20. Le requérant forma un pourvoi en cassation contre ce jugement. Il contestait le rapport d’expertise sur lequel la juridiction de première instance s’était fondée. Selon lui, le rapport d’expertise de l’institut médicolégal était insuffisant et ne répondait pas notamment à la question de savoir si une faute avait été commise par le chirurgien lors de l’opération de prostatectomie totale. Pour le requérant, il ne suffisait pas de conclure qu’il s’agissait simplement d’une complication chirurgicale, mais il fallait répondre précisément à la question de savoir s’il y avait eu ou non une faute de service de l’administration pendant et après l’opération subie par lui. À cet égard, de l’avis du requérant, le rapport de l’institut médicolégal ne contenait pas d’éléments concrets et objectifs concernant la situation en cause et ne pouvait pas permettre de trancher le litige. L’intéressé estimait que la probabilité de la survenue d’un risque lié à l’opération ne dispensait pas le chirurgien d’exercer son art avec diligence. Or, selon lui, le rapport était dénué d’explications et de motivations à ce sujet et il ne témoignait d’aucun contrôle exercé sur ce point. Par conséquent, d’après le requérant, le tribunal aurait dû requérir une contre‑expertise au lieu de se contenter d’un seul rapport d’expertise pour statuer sur l’affaire.

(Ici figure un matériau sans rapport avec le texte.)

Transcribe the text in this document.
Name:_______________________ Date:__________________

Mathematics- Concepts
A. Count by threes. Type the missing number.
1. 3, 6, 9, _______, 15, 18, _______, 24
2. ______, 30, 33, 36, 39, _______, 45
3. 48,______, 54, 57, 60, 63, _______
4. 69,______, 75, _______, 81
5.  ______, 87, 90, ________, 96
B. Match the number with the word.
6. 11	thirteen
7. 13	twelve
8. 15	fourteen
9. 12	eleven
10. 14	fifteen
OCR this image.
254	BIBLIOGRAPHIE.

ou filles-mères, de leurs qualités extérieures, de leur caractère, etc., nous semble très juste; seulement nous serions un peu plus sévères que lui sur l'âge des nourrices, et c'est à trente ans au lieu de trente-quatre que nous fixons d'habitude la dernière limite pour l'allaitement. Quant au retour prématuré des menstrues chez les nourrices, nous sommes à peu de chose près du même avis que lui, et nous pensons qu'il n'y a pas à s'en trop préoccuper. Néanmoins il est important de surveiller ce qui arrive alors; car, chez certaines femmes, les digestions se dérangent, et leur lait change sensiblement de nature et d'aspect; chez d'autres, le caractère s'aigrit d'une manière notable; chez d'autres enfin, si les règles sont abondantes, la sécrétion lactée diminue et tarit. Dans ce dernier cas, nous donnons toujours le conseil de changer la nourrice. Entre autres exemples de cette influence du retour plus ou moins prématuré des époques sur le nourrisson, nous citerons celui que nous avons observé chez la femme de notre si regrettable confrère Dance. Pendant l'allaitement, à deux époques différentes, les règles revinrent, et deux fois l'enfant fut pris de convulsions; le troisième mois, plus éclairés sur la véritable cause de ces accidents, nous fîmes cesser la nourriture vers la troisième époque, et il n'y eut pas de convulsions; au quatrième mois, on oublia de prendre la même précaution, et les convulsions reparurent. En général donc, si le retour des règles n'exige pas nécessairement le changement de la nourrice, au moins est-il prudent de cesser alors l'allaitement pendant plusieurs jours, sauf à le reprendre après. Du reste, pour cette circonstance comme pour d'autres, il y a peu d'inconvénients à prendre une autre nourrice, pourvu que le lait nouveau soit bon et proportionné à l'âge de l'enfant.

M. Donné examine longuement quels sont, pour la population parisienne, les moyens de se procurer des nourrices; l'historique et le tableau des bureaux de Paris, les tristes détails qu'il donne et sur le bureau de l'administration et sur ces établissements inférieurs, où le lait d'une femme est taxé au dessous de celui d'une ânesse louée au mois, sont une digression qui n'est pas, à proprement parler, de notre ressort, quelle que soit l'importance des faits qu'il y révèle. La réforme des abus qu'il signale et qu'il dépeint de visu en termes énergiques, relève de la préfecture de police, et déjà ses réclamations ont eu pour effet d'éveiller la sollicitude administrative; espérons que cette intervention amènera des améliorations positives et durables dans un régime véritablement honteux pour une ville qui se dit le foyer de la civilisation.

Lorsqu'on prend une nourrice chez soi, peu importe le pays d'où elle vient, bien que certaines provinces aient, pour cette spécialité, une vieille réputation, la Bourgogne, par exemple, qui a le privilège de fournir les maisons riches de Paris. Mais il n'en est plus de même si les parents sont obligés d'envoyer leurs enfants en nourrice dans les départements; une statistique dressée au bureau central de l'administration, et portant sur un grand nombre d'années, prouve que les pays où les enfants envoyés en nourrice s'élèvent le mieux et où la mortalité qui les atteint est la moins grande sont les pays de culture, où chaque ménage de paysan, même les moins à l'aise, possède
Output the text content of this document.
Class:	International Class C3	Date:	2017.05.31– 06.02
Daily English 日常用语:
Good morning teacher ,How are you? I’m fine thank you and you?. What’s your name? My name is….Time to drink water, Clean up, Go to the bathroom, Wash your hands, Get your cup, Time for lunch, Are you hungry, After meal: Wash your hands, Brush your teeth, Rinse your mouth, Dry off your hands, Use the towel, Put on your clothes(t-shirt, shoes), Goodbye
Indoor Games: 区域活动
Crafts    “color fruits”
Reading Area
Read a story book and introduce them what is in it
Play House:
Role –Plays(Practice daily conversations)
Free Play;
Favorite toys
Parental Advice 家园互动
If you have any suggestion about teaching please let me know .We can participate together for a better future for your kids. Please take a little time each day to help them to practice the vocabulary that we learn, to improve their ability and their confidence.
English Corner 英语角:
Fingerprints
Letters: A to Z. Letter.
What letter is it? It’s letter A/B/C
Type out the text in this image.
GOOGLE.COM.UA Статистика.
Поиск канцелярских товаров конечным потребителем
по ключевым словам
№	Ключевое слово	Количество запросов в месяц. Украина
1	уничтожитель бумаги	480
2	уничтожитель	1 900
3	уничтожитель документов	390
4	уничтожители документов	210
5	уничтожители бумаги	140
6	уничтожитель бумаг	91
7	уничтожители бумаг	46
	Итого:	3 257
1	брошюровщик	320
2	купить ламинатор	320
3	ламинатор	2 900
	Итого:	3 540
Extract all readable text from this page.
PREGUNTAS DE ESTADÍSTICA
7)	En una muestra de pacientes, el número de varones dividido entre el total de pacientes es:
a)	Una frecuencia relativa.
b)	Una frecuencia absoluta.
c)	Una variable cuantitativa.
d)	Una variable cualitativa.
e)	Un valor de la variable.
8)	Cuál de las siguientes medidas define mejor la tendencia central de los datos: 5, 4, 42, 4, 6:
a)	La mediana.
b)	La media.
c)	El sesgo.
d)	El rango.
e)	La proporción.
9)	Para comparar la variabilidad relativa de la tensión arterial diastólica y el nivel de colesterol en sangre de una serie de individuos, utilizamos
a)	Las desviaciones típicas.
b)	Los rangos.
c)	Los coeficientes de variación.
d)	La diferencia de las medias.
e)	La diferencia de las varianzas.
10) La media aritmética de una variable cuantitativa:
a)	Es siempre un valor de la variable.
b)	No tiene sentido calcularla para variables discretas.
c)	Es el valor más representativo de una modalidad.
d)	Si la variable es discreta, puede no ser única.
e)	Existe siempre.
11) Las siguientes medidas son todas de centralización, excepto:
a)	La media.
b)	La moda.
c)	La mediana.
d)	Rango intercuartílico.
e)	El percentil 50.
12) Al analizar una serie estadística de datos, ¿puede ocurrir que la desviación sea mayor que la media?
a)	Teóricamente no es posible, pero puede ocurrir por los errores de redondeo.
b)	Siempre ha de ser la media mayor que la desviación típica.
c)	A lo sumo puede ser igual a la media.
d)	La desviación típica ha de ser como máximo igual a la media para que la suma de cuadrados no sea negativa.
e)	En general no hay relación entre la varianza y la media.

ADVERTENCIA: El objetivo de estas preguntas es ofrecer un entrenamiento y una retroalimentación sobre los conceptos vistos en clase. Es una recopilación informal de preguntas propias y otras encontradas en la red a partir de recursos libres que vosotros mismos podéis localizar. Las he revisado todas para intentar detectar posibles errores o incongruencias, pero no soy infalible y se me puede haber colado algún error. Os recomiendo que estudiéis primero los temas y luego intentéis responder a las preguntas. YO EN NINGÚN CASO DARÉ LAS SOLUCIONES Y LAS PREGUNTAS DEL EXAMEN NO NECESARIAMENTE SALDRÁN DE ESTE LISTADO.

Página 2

21. Le 20 mai 2010, le Conseil d’État rejeta le pourvoi en cassation formé par le requérant.
22. Le 23 novembre 2011, la haute juridiction rejeta également le recours en rectification introduit par le requérant.
EN DROIT
I. OBSERVATIONS PRÉLIMINAIRES
23. La Cour note que le requérant est décédé le 22 juin 2014 et que ses héritiers ont exprimé leur souhait de poursuivre l’instance. Elle reconnaît à Mmes Güzide Kanal et Serpil Kurultay Kanal et MM. Osman Kanal et Oğuzhan Kanal qualité pour se substituer au requérant dans la présente instance.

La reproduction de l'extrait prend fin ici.